Privacy masking – should you go down the static route, or does dynamic masking make more sense?
The wait is over. The European General Data Protection Regulation (GDPR) is in effect. If your organization is like most, you’ve probably had conversations about how you’re going to ensure compliance. While there’s much to consider under the GDPR, one big concern that often comes up in these discussions is how to protect people’s privacy when using video surveillance.
The technology used to mask people’s identities and the information captured on video is referred to as privacy masking. While privacy masking has been around for some time, the technology has evolved over the years. In fact, today there are two types of privacy masking— static and dynamic.
So what is the difference? Well, the difference in technology can be compared with the difference between Motion Detection and Video Analytics. They both serve similar purposes but achieve the result with very different levels of accuracy and are therefore more or less useful to the user. So it is important to be aware of the difference and when to employ what.
What is a mask?
A mask refers to hiding, anonymizing a portion of the video or blocking it. Usually accomplished by blurring a part of an image.
Traditional privacy masking is static in nature and the mask blocks certain areas in an image or live video feed. This form of masking is called “static” because you’re blocking a specific area of an image. Typically, this is done directly on the camera and can be used, for example, to hide the keypad of a credit card terminal in a top-down view at a cash register. This would render a mask in the video itself so it would be impossible to remove this mask later on. Recently, some providers have added this capability to video management systems (VMSs), making it possible to add or remove the mask based on user access rights or privileges. However, in this case, the original video is stored without any mask and the mask is just an overlay in the client application.
A dynamic approach to masking masks all relevant objects (typically objects or people in motion) in the image while everything else in the image can be seen just like in a usual video surveillance application. Thus, there is only a mask in the image when and where it needs to be. This allows you to record videos in highly sensitive areas, such as public restrooms or near retail dressing rooms. You can still see and recognize incidents as they happen, such as a person falling down, or someone being assaulted, but you cannot identify the person’s identity at this point. Only authenticated users with proper authorization will gain access to the original video for a full review. Not only does this approach protect the privacy of individuals, but it also offers a much a wider range of applications compared to static masks which require you to define the area to be masked right from the start.

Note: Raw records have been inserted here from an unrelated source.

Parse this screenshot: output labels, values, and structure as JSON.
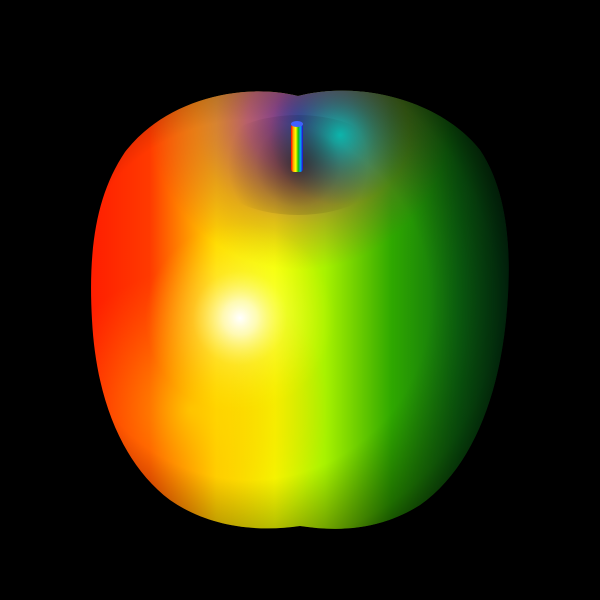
{
  "scene": {
    "subject": "apple",
    "background_color": "#000000",
    "palette": {
      "red": "#ff2200",
      "orange": "#ff7a00",
      "yellow": "#ffff00",
      "lime": "#9ef000",
      "green": "#1e9600",
      "dark_green": "#004a1a",
      "teal": "#00b8a8",
      "blue": "#0055ff",
      "purple": "#8a00c8",
      "magenta": "#a0007a",
      "highlight": "#ffffff"
    },
    "shading": "rainbow-hue-gradient",
    "stem_color": "rainbow-striped"
  }
}
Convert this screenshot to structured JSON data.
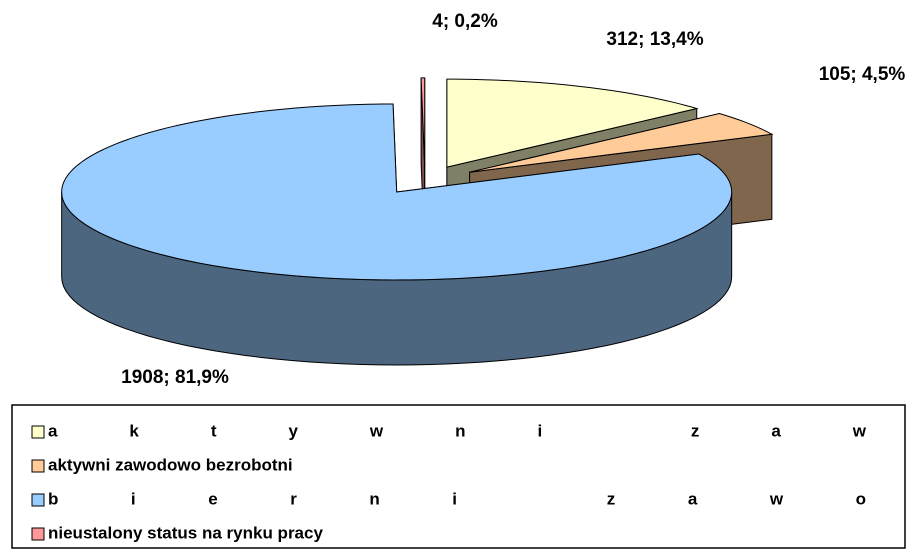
{
  "chart_data": {
    "type": "pie3d",
    "categories": [
      "aktywni zaw",
      "aktywni zawodowo bezrobotni",
      "bierni zawo",
      "nieustalony status na rynku pracy"
    ],
    "values": [
      312,
      105,
      1908,
      4
    ],
    "value_labels": [
      "312; 13,4%",
      "105; 4,5%",
      "1908; 81,9%",
      "4; 0,2%"
    ],
    "colors": [
      "#ffffcc",
      "#ffcc99",
      "#99ccff",
      "#ff9999"
    ],
    "legend": "bottom"
  }
}
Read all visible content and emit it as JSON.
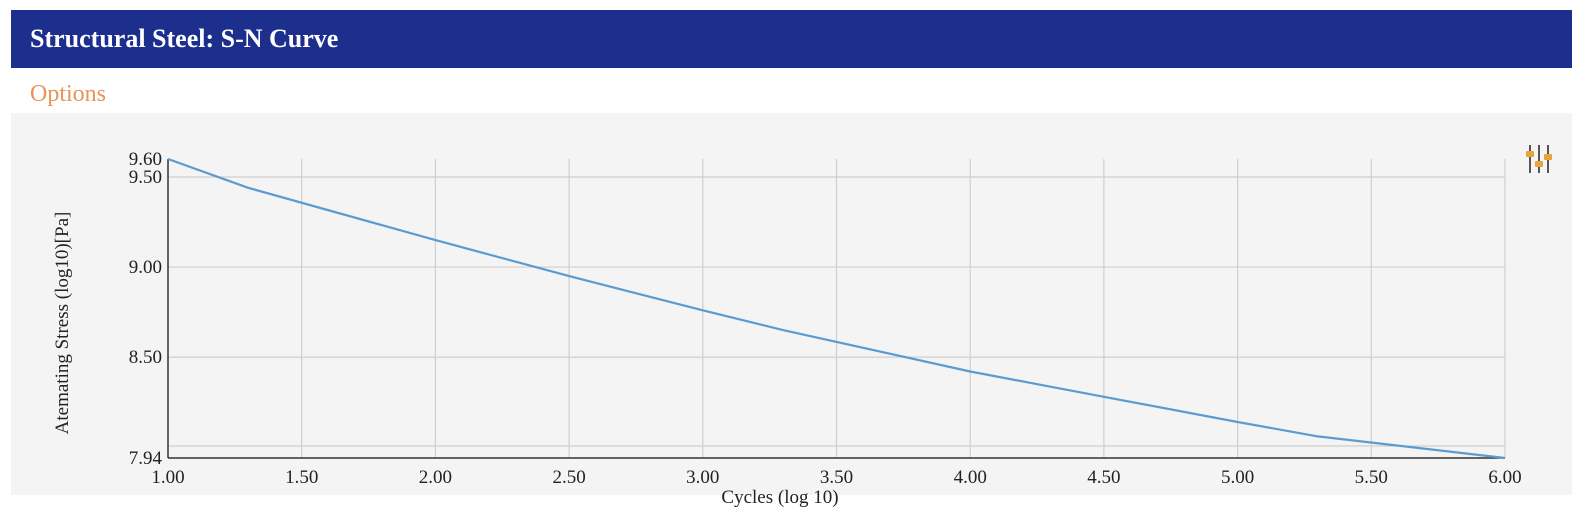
{
  "header": {
    "title": "Structural Steel: S-N Curve"
  },
  "options": {
    "label": "Options"
  },
  "toolbar": {
    "settings_icon": "sliders-icon",
    "icon_color": "#e8a33a"
  },
  "colors": {
    "header_bg": "#1c2f8c",
    "options_text": "#e8935a",
    "line": "#5b9bd0"
  },
  "chart_data": {
    "type": "line",
    "title": "",
    "xlabel": "Cycles (log 10)",
    "ylabel": "Atemating Stress (log10)[Pa]",
    "xlim": [
      1.0,
      6.0
    ],
    "ylim": [
      7.94,
      9.6
    ],
    "x_ticks": [
      "1.00",
      "1.50",
      "2.00",
      "2.50",
      "3.00",
      "3.50",
      "4.00",
      "4.50",
      "5.00",
      "5.50",
      "6.00"
    ],
    "y_ticks": [
      "7.94",
      "8.50",
      "9.00",
      "9.50",
      "9.60"
    ],
    "grid": true,
    "legend": "none",
    "series": [
      {
        "x": [
          1.0,
          1.3,
          2.0,
          2.5,
          3.0,
          3.3,
          4.0,
          4.5,
          5.0,
          5.3,
          6.0
        ],
        "y": [
          9.6,
          9.44,
          9.15,
          8.95,
          8.76,
          8.65,
          8.42,
          8.28,
          8.14,
          8.06,
          7.94
        ]
      }
    ]
  }
}
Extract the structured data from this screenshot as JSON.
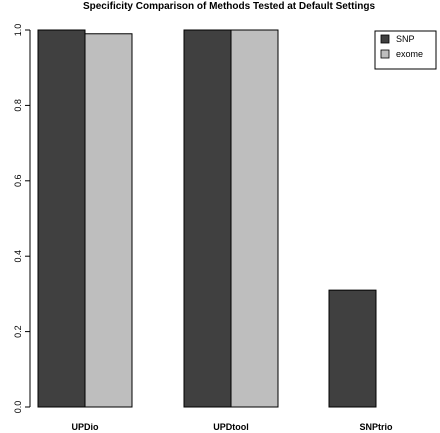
{
  "chart_data": {
    "type": "bar",
    "title": "Specificity Comparison of Methods Tested at Default Settings",
    "xlabel": "",
    "ylabel": "",
    "categories": [
      "UPDio",
      "UPDtool",
      "SNPtrio"
    ],
    "series": [
      {
        "name": "SNP",
        "values": [
          1.0,
          1.0,
          0.31
        ],
        "color": "#404040"
      },
      {
        "name": "exome",
        "values": [
          0.99,
          1.0,
          0.0
        ],
        "color": "#bebebe"
      }
    ],
    "ylim": [
      0,
      1
    ],
    "yticks": [
      "0.0",
      "0.2",
      "0.4",
      "0.6",
      "0.8",
      "1.0"
    ],
    "grid": false,
    "legend_position": "top-right"
  }
}
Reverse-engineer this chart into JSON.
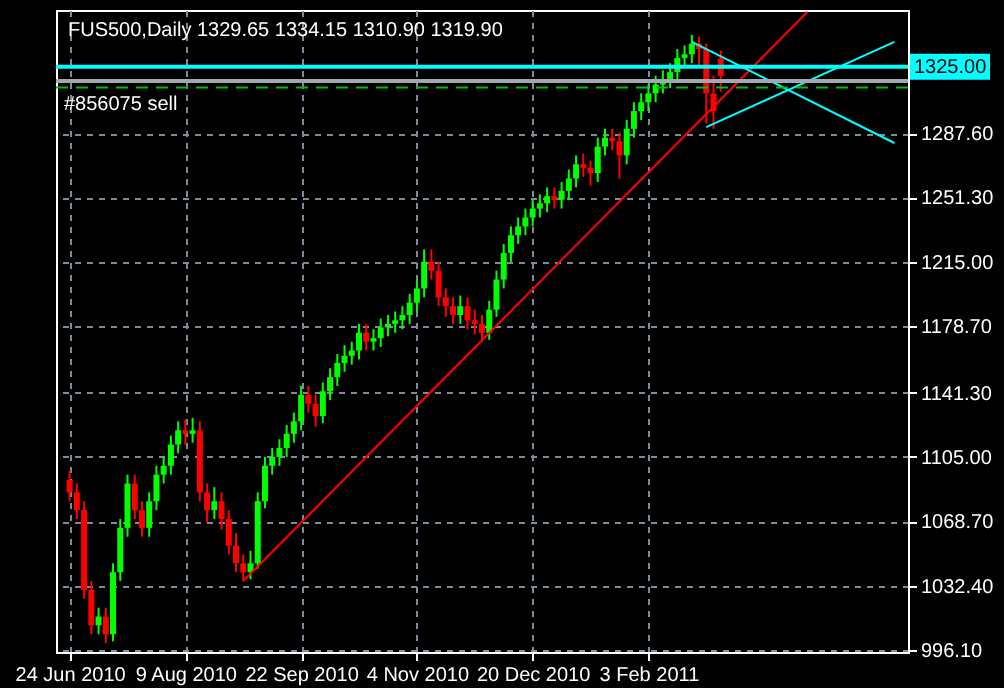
{
  "chart_data": {
    "type": "candlestick",
    "title": "FUS500,Daily  1329.65 1334.15 1310.90 1319.90",
    "categories": [
      "24 Jun 2010",
      null,
      null,
      null,
      null,
      null,
      null,
      null,
      null,
      null,
      null,
      null,
      null,
      null,
      null,
      null,
      "9 Aug 2010",
      null,
      null,
      null,
      null,
      null,
      null,
      null,
      null,
      null,
      null,
      null,
      null,
      null,
      null,
      null,
      "22 Sep 2010",
      null,
      null,
      null,
      null,
      null,
      null,
      null,
      null,
      null,
      null,
      null,
      null,
      null,
      null,
      null,
      "4 Nov 2010",
      null,
      null,
      null,
      null,
      null,
      null,
      null,
      null,
      null,
      null,
      null,
      null,
      null,
      null,
      null,
      "20 Dec 2010",
      null,
      null,
      null,
      null,
      null,
      null,
      null,
      null,
      null,
      null,
      null,
      null,
      null,
      null,
      null,
      "3 Feb 2011",
      null,
      null,
      null,
      null,
      null,
      null,
      null,
      null,
      null,
      null,
      null,
      null,
      null,
      null,
      null,
      null,
      null,
      null,
      null,
      null,
      null,
      null,
      null,
      null,
      null,
      null,
      null,
      null,
      null,
      null,
      null,
      null,
      null,
      null
    ],
    "ohlc": [
      [
        1092,
        1097,
        1080,
        1085
      ],
      [
        1085,
        1090,
        1070,
        1075
      ],
      [
        1075,
        1080,
        1025,
        1030
      ],
      [
        1030,
        1035,
        1005,
        1010
      ],
      [
        1010,
        1020,
        1005,
        1015
      ],
      [
        1015,
        1020,
        1000,
        1005
      ],
      [
        1005,
        1045,
        1001,
        1040
      ],
      [
        1040,
        1070,
        1035,
        1065
      ],
      [
        1065,
        1095,
        1060,
        1090
      ],
      [
        1090,
        1095,
        1070,
        1075
      ],
      [
        1075,
        1080,
        1060,
        1065
      ],
      [
        1065,
        1085,
        1060,
        1080
      ],
      [
        1080,
        1100,
        1075,
        1095
      ],
      [
        1095,
        1105,
        1090,
        1100
      ],
      [
        1100,
        1117,
        1095,
        1112
      ],
      [
        1112,
        1125,
        1107,
        1120
      ],
      [
        1120,
        1126,
        1112,
        1118
      ],
      [
        1118,
        1127,
        1113,
        1120
      ],
      [
        1120,
        1125,
        1080,
        1085
      ],
      [
        1085,
        1090,
        1068,
        1075
      ],
      [
        1075,
        1088,
        1070,
        1080
      ],
      [
        1080,
        1085,
        1064,
        1070
      ],
      [
        1070,
        1075,
        1050,
        1055
      ],
      [
        1055,
        1062,
        1040,
        1045
      ],
      [
        1045,
        1050,
        1035,
        1040
      ],
      [
        1040,
        1052,
        1036,
        1045
      ],
      [
        1045,
        1085,
        1042,
        1080
      ],
      [
        1080,
        1105,
        1076,
        1100
      ],
      [
        1100,
        1110,
        1095,
        1105
      ],
      [
        1105,
        1115,
        1100,
        1110
      ],
      [
        1110,
        1123,
        1105,
        1118
      ],
      [
        1118,
        1130,
        1113,
        1125
      ],
      [
        1125,
        1145,
        1120,
        1140
      ],
      [
        1140,
        1145,
        1130,
        1135
      ],
      [
        1135,
        1140,
        1122,
        1128
      ],
      [
        1128,
        1147,
        1124,
        1142
      ],
      [
        1142,
        1155,
        1137,
        1150
      ],
      [
        1150,
        1163,
        1145,
        1158
      ],
      [
        1158,
        1168,
        1153,
        1162
      ],
      [
        1162,
        1170,
        1157,
        1165
      ],
      [
        1165,
        1180,
        1160,
        1175
      ],
      [
        1175,
        1180,
        1165,
        1170
      ],
      [
        1170,
        1177,
        1165,
        1172
      ],
      [
        1172,
        1183,
        1167,
        1178
      ],
      [
        1178,
        1185,
        1173,
        1180
      ],
      [
        1180,
        1187,
        1175,
        1182
      ],
      [
        1182,
        1190,
        1177,
        1185
      ],
      [
        1185,
        1197,
        1180,
        1192
      ],
      [
        1192,
        1205,
        1187,
        1200
      ],
      [
        1200,
        1222,
        1195,
        1215
      ],
      [
        1215,
        1222,
        1205,
        1210
      ],
      [
        1210,
        1215,
        1190,
        1195
      ],
      [
        1195,
        1200,
        1184,
        1190
      ],
      [
        1190,
        1195,
        1180,
        1185
      ],
      [
        1185,
        1196,
        1180,
        1190
      ],
      [
        1190,
        1195,
        1177,
        1182
      ],
      [
        1182,
        1188,
        1174,
        1180
      ],
      [
        1180,
        1185,
        1170,
        1175
      ],
      [
        1175,
        1193,
        1171,
        1188
      ],
      [
        1188,
        1210,
        1184,
        1205
      ],
      [
        1205,
        1225,
        1200,
        1220
      ],
      [
        1220,
        1235,
        1215,
        1230
      ],
      [
        1230,
        1240,
        1225,
        1235
      ],
      [
        1235,
        1245,
        1230,
        1240
      ],
      [
        1240,
        1250,
        1235,
        1245
      ],
      [
        1245,
        1253,
        1240,
        1248
      ],
      [
        1248,
        1257,
        1243,
        1252
      ],
      [
        1252,
        1257,
        1245,
        1250
      ],
      [
        1250,
        1260,
        1245,
        1255
      ],
      [
        1255,
        1267,
        1250,
        1262
      ],
      [
        1262,
        1275,
        1257,
        1270
      ],
      [
        1270,
        1276,
        1263,
        1268
      ],
      [
        1268,
        1272,
        1258,
        1265
      ],
      [
        1265,
        1285,
        1260,
        1280
      ],
      [
        1280,
        1290,
        1275,
        1285
      ],
      [
        1285,
        1290,
        1278,
        1283
      ],
      [
        1283,
        1288,
        1262,
        1275
      ],
      [
        1275,
        1295,
        1270,
        1290
      ],
      [
        1290,
        1305,
        1285,
        1300
      ],
      [
        1300,
        1310,
        1295,
        1305
      ],
      [
        1305,
        1315,
        1300,
        1310
      ],
      [
        1310,
        1320,
        1305,
        1315
      ],
      [
        1315,
        1323,
        1310,
        1318
      ],
      [
        1318,
        1327,
        1313,
        1322
      ],
      [
        1322,
        1335,
        1317,
        1330
      ],
      [
        1330,
        1337,
        1325,
        1332
      ],
      [
        1332,
        1343,
        1327,
        1338
      ],
      [
        1338,
        1342,
        1325,
        1335
      ],
      [
        1335,
        1338,
        1293,
        1310
      ],
      [
        1310,
        1320,
        1290,
        1300
      ],
      [
        1329.65,
        1334.15,
        1310.9,
        1319.9
      ],
      null,
      null,
      null,
      null,
      null,
      null,
      null,
      null,
      null,
      null,
      null,
      null,
      null,
      null,
      null,
      null,
      null,
      null,
      null,
      null,
      null,
      null,
      null,
      null
    ],
    "colors": [
      "#ff0000",
      "#ff0000",
      "#ff0000",
      "#ff0000",
      "#00ff00",
      "#ff0000",
      "#00ff00",
      "#00ff00",
      "#00ff00",
      "#ff0000",
      "#ff0000",
      "#00ff00",
      "#00ff00",
      "#00ff00",
      "#00ff00",
      "#00ff00",
      "#ff0000",
      "#00ff00",
      "#ff0000",
      "#ff0000",
      "#00ff00",
      "#ff0000",
      "#ff0000",
      "#ff0000",
      "#ff0000",
      "#00ff00",
      "#00ff00",
      "#00ff00",
      "#00ff00",
      "#00ff00",
      "#00ff00",
      "#00ff00",
      "#00ff00",
      "#ff0000",
      "#ff0000",
      "#00ff00",
      "#00ff00",
      "#00ff00",
      "#00ff00",
      "#00ff00",
      "#00ff00",
      "#ff0000",
      "#00ff00",
      "#00ff00",
      "#00ff00",
      "#00ff00",
      "#00ff00",
      "#00ff00",
      "#00ff00",
      "#00ff00",
      "#ff0000",
      "#ff0000",
      "#ff0000",
      "#ff0000",
      "#00ff00",
      "#ff0000",
      "#ff0000",
      "#ff0000",
      "#00ff00",
      "#00ff00",
      "#00ff00",
      "#00ff00",
      "#00ff00",
      "#00ff00",
      "#00ff00",
      "#00ff00",
      "#00ff00",
      "#ff0000",
      "#00ff00",
      "#00ff00",
      "#00ff00",
      "#ff0000",
      "#ff0000",
      "#00ff00",
      "#00ff00",
      "#ff0000",
      "#ff0000",
      "#00ff00",
      "#00ff00",
      "#00ff00",
      "#00ff00",
      "#00ff00",
      "#00ff00",
      "#00ff00",
      "#00ff00",
      "#00ff00",
      "#00ff00",
      "#ff0000",
      "#ff0000",
      "#ff0000",
      "#ff0000",
      null,
      null,
      null,
      null,
      null,
      null,
      null,
      null,
      null,
      null,
      null,
      null,
      null,
      null,
      null,
      null,
      null,
      null,
      null,
      null,
      null,
      null,
      null,
      null
    ],
    "series": [
      {
        "type": "line",
        "color": "#ff0000",
        "values": [
          null,
          null,
          null,
          null,
          null,
          null,
          null,
          null,
          null,
          null,
          null,
          null,
          null,
          null,
          null,
          null,
          null,
          null,
          null,
          null,
          null,
          null,
          null,
          null,
          1035,
          null,
          null,
          null,
          null,
          null,
          null,
          null,
          null,
          null,
          null,
          null,
          null,
          null,
          null,
          null,
          null,
          null,
          null,
          null,
          null,
          null,
          null,
          null,
          null,
          null,
          null,
          null,
          null,
          null,
          null,
          null,
          null,
          null,
          null,
          null,
          null,
          null,
          null,
          null,
          null,
          null,
          null,
          null,
          null,
          null,
          null,
          null,
          null,
          null,
          null,
          null,
          null,
          null,
          null,
          null,
          null,
          null,
          null,
          null,
          null,
          null,
          null,
          null,
          null,
          null,
          null,
          null,
          null,
          null,
          null,
          null,
          null,
          null,
          null,
          null,
          null,
          null,
          1356,
          null,
          null,
          null,
          null,
          null,
          null,
          null,
          null,
          null,
          null,
          null,
          null
        ]
      },
      {
        "type": "line",
        "color": "#00ffff",
        "values": [
          null,
          null,
          null,
          null,
          null,
          null,
          null,
          null,
          null,
          null,
          null,
          null,
          null,
          null,
          null,
          null,
          null,
          null,
          null,
          null,
          null,
          null,
          null,
          null,
          null,
          null,
          null,
          null,
          null,
          null,
          null,
          null,
          null,
          null,
          null,
          null,
          null,
          null,
          null,
          null,
          null,
          null,
          null,
          null,
          null,
          null,
          null,
          null,
          null,
          null,
          null,
          null,
          null,
          null,
          null,
          null,
          null,
          null,
          null,
          null,
          null,
          null,
          null,
          null,
          null,
          null,
          null,
          null,
          null,
          null,
          null,
          null,
          null,
          null,
          null,
          null,
          null,
          null,
          null,
          null,
          null,
          null,
          null,
          null,
          null,
          null,
          1339,
          null,
          null,
          null,
          null,
          null,
          null,
          null,
          null,
          null,
          null,
          null,
          null,
          null,
          null,
          null,
          null,
          null,
          null,
          null,
          null,
          null,
          null,
          null,
          null,
          null,
          null,
          null,
          1282
        ]
      },
      {
        "type": "line",
        "color": "#00ffff",
        "values": [
          null,
          null,
          null,
          null,
          null,
          null,
          null,
          null,
          null,
          null,
          null,
          null,
          null,
          null,
          null,
          null,
          null,
          null,
          null,
          null,
          null,
          null,
          null,
          null,
          null,
          null,
          null,
          null,
          null,
          null,
          null,
          null,
          null,
          null,
          null,
          null,
          null,
          null,
          null,
          null,
          null,
          null,
          null,
          null,
          null,
          null,
          null,
          null,
          null,
          null,
          null,
          null,
          null,
          null,
          null,
          null,
          null,
          null,
          null,
          null,
          null,
          null,
          null,
          null,
          null,
          null,
          null,
          null,
          null,
          null,
          null,
          null,
          null,
          null,
          null,
          null,
          null,
          null,
          null,
          null,
          null,
          null,
          null,
          null,
          null,
          null,
          null,
          null,
          1291,
          null,
          null,
          null,
          null,
          null,
          null,
          null,
          null,
          null,
          null,
          null,
          null,
          null,
          null,
          null,
          null,
          null,
          null,
          null,
          null,
          null,
          null,
          null,
          null,
          null,
          1339
        ]
      }
    ],
    "ylim": [
      995,
      1357
    ],
    "yticks": [
      {
        "value": 996.1,
        "label": "996.10"
      },
      {
        "value": 1032.4,
        "label": "1032.40"
      },
      {
        "value": 1068.7,
        "label": "1068.70"
      },
      {
        "value": 1105,
        "label": "1105.00"
      },
      {
        "value": 1141.3,
        "label": "1141.30"
      },
      {
        "value": 1178.7,
        "label": "1178.70"
      },
      {
        "value": 1215,
        "label": "1215.00"
      },
      {
        "value": 1251.3,
        "label": "1251.30"
      },
      {
        "value": 1287.6,
        "label": "1287.60"
      }
    ],
    "ref_lines": [
      {
        "axis": "y",
        "value": 1325,
        "label": "1325.00",
        "color": "#00ffff"
      },
      {
        "axis": "y",
        "value": 1317,
        "color": "#a0a8b0"
      },
      {
        "axis": "y",
        "value": 1313.3,
        "label": "#856075 sell",
        "color": "#00c000",
        "line_style": "dashed"
      }
    ],
    "grid": true
  }
}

Overlay masks in the operator software vs. removing identity data
If masks, static or dynamic, are applied by the VMS, there is an important distinction between the methods of how the mask is created. Some applications render an overlay on the client interface side when the video is viewed, similar to video analytics overlays. And based on a user’s privileges, the overlay is either shown or hidden. However, the original video is still stored in the same way as if there was no masking in place. From a data protection perspective, the video still contains private information that is stored and transferred from the server to the client. If this connection is intercepted, all private data is accessible.
Other solutions, however, completely remove people’s identity from the masked stream so that there is no such information available in the stream itself. In data protection terms, this is called anonymization. Contrary to static masking, the original video can be retrieved by switching to a second, original video stream. The big advantage is that this second stream can be stored in a highly encrypted way on the Archiver and only the parts that should be accessed are transferred over the network. This fulfills the “data minimization principle”, which states that data should only be created, stored, and transferred if need be.